With this new 15.1 evaluation I have noticed that whereas before in an engine match using SF 14/15 against all other engines using the Silversuite X 50 preset openings with #22: Sicilian Dragon Yugoslav Attack, SF as white would start playing out of book with a big +1/+1.2 and more advantage and win every game fairly easily. With 15.1 the initial evaluation is around +0.56 and it does not press the attack so strongly as 15. It still wins with only the occasional draw against against LC0 v.0.29 with Nvidia RTX 3080 graphics card, but it takes longer against other top engines using that particular opening which seems to give White rather a large and unfair advantage straight out of book. Anyone know how much stronger SF 15.1 is over SF15?  I test mainly at Rapid or longer time controls using an 8 core PC with 1024 mb hash and 8 threads.

magipi
Duckfest wrote:

The new evaluation function is much easier and straightforward to interpret. 

How exactly?

 

That is the million dollar question. The article talks about what +1.0 mean, but it is silent about 2.0 or 6.0 or 26.0. We can only guess - except I can't even imagine what a reasonable guess would be. Maybe +26 means that the stronger side wins 26 out of 27? Maybe. And how does that translate to the old evaluation, aside from the extremely vague remark "This convention scales down evaluations a bit compared to Stockfish 15".

Tony121145

Yes it's unclear what the change to the evaluation function in 15.1 actually means.  I'll repeat some games 15 only managed to draw against various top engines to see if 15.1 manages to find a few wins, bearing in mind the large number of draws usually involved with Dragon 3.2 and LC0 0.29. 

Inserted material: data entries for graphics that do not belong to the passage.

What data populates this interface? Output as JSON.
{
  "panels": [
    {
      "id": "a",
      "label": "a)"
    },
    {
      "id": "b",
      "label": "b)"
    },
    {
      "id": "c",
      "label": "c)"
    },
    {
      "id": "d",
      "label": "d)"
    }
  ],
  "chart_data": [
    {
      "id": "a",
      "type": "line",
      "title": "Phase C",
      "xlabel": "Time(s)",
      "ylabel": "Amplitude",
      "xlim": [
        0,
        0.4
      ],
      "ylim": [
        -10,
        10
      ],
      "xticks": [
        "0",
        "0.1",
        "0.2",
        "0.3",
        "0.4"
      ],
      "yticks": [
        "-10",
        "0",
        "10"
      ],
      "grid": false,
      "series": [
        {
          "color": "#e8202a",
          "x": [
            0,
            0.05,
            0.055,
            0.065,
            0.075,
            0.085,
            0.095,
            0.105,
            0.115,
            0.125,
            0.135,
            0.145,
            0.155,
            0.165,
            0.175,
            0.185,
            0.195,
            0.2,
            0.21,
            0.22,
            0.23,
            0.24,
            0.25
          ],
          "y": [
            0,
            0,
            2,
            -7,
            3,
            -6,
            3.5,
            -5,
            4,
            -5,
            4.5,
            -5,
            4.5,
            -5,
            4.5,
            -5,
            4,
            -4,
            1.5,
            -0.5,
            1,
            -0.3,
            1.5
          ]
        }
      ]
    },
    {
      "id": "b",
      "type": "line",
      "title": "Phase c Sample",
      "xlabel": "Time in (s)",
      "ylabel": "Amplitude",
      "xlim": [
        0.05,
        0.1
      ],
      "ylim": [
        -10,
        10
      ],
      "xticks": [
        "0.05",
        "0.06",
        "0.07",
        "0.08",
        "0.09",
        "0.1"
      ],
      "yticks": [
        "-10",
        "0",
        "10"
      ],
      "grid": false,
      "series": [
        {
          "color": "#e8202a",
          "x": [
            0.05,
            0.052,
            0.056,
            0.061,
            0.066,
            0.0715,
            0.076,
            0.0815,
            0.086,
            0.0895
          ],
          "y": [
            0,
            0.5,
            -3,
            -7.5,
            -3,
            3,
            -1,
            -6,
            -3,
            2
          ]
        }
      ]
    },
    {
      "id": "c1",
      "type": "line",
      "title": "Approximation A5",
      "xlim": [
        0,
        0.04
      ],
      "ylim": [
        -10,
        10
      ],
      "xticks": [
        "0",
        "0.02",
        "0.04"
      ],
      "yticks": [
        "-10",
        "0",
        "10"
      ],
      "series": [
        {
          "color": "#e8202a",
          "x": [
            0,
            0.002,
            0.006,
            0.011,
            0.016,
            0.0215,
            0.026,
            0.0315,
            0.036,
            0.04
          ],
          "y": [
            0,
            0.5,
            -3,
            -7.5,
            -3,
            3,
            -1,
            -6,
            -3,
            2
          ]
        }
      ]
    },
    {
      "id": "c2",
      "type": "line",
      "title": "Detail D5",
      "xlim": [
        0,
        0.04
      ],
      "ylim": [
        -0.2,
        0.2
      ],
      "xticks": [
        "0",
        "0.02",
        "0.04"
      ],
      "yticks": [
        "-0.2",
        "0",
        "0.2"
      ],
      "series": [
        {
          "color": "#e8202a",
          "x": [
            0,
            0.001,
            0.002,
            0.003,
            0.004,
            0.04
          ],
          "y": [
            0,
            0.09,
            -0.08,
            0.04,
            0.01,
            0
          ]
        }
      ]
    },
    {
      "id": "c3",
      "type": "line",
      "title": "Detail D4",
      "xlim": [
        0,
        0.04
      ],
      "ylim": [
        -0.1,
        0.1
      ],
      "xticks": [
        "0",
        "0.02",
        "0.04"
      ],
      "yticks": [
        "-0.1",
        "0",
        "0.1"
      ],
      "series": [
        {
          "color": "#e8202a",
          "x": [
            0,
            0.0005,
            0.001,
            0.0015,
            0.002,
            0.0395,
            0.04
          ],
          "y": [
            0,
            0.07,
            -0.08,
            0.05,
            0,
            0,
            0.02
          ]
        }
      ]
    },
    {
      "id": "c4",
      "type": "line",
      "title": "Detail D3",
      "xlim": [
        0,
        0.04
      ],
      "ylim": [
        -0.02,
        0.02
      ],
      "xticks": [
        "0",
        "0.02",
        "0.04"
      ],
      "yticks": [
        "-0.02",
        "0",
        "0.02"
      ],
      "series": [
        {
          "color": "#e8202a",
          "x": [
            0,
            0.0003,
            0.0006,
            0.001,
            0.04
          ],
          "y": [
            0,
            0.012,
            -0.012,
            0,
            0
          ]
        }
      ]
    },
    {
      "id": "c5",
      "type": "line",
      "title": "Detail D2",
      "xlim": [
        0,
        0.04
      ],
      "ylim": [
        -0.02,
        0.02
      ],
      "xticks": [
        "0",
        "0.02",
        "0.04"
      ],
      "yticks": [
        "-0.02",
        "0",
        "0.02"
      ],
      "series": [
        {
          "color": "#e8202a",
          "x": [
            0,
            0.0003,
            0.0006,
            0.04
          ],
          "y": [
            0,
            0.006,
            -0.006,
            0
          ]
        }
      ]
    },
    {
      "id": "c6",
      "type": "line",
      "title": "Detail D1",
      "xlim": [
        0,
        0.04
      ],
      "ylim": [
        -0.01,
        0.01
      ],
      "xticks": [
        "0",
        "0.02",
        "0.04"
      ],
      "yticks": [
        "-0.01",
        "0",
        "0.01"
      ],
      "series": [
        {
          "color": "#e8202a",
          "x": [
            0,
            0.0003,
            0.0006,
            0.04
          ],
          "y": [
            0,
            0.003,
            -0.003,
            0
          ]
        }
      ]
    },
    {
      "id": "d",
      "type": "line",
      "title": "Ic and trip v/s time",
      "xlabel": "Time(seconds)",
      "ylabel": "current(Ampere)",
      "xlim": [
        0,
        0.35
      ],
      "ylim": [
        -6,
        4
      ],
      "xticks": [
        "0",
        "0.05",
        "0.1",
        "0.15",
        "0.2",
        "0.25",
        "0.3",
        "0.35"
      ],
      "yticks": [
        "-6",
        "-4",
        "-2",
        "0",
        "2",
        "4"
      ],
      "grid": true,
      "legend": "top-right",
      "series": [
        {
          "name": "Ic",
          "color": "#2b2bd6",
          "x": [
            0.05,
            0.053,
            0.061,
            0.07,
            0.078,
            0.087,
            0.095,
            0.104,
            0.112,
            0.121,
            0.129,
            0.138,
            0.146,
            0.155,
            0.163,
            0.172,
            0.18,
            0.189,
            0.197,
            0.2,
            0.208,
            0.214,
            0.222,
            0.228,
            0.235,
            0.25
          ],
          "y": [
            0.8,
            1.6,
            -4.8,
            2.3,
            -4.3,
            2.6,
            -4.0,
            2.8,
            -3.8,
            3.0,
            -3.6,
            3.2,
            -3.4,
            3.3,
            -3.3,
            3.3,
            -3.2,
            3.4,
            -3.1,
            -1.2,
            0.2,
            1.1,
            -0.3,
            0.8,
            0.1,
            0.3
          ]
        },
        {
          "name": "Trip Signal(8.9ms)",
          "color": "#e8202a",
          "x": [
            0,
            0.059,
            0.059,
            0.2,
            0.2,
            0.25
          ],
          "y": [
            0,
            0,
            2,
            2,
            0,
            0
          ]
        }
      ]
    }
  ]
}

For anyone interested try it with this endgame study. SF 15 found the solution immediately but took a while to find the mate.

White: Kb1, Rc2 and Rh5, Ph4   Black: Kb7, Qa7, Pb6 and e7 ... White to move and win. SPOILER ALERT solution below.

 

 

 

Solution: The winning move is 1. Rhc5!! when capturing with 1 ... bxc5 is answered by 2. Ra2! and the black queens only escape squares allow a pin or a skewer with 3. Rb2. And if black captures the second rook, the h4 pawn will queen and win. Black has other possibilities on his first turn, but all result in the loss of the queen.

I don't know the source of the study but I got it published in Chess magazine about 3 years back by John Saunders who couldn't find the source either. A very elegant puzzle and extremely tricky for humans as the first move is far from obvious and I don't know anyone who has found it when shown. Not so for SF though, but even this silicon giant takes a few minutes to find the #22!

 

 

Tony121145

SF 15.1 found  some wins in games against top engines with the same openings and time limits, usually rapid 30'+8" and same engine parameters which SF15 only drew, so a definite improvement. 

Hope someone found the study/puzzle interesting.